Toll collections were abolished at four locations from Jan 1, following a decision announced by Najib when he presented the 2018 budget in the Dewan Rakyat last October.
Meanwhile, PPBM supreme council member Tariq Ismail said the highway toll strategy implemented in the past was aimed at obtaining funds with the lowest cost and to be paid based on future economic value of the infrastructure being built.
“Mahathir’s action with regards to this matter is accepted practice even by today’s standards.
“In fact, new approaches to public infrastructure development such as the public-private partnership model are constantly being reviewed and laws regarding it revised, even in advanced countries in Europe and the UK.
“Why? Because there is no viable solution to the economics of public infrastructure development and maintenance in the long term,” he said.

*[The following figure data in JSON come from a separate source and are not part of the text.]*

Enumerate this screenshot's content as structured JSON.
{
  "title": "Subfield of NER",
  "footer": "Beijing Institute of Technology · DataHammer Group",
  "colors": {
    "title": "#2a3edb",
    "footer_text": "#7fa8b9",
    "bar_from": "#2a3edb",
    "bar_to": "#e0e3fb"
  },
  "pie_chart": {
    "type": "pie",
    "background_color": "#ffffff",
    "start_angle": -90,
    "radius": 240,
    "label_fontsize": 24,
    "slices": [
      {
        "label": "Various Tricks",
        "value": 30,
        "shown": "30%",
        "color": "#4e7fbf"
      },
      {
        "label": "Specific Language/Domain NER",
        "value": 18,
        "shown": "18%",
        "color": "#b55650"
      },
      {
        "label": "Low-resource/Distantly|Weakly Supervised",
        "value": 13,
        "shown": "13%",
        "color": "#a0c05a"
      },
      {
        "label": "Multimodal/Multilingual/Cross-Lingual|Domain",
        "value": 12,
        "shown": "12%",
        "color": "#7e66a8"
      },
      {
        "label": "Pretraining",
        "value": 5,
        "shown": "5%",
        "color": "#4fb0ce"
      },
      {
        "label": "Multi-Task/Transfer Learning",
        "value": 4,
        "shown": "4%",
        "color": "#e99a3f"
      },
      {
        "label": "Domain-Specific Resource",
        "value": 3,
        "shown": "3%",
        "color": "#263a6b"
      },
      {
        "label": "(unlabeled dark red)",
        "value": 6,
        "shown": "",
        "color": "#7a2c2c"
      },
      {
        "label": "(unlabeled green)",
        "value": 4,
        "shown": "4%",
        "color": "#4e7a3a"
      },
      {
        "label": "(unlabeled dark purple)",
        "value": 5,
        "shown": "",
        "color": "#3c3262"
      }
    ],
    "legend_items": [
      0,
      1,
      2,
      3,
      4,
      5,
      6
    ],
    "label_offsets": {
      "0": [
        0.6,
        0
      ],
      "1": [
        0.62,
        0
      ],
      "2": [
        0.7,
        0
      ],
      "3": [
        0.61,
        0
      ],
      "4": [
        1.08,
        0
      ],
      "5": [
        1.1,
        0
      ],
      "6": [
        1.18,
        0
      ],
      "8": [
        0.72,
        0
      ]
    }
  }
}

Tariq said it did not stop there, and noted that concession agreements on public infrastructure, although long term in nature, were open to reviews and revisions.
“It becomes the duty of the government to realign it, particularly if a previous government is seen to have erred in the negotiations of such an agreement.
“In fact, being a long term venture, the financial assumptions made during the initial stages of the infrastructure development should be periodically tested, and often, so as to gauge whether the financial viability of the project holds in the long run and to avoid expensive compensations,” he said.
To his knowledge, Tariq said, the last revision on the toll concessions was made by Najib soon after he assumed leadership.
The decision to extend the agreements was made during that review and any terms and conditions causing financial loss should have been addressed then.
“Unless Mahathir sat in on those revisions, any and all repercussions since only speak of a weak economic and financial governance.
“And really, this is why the rakyat are sceptical of the government’s intent in this instance. It had the opportunity well before elections to rectify the problem, but failed to do so.
“Instead, it chooses to demonise certain quarters and deflect responsibility,” he added.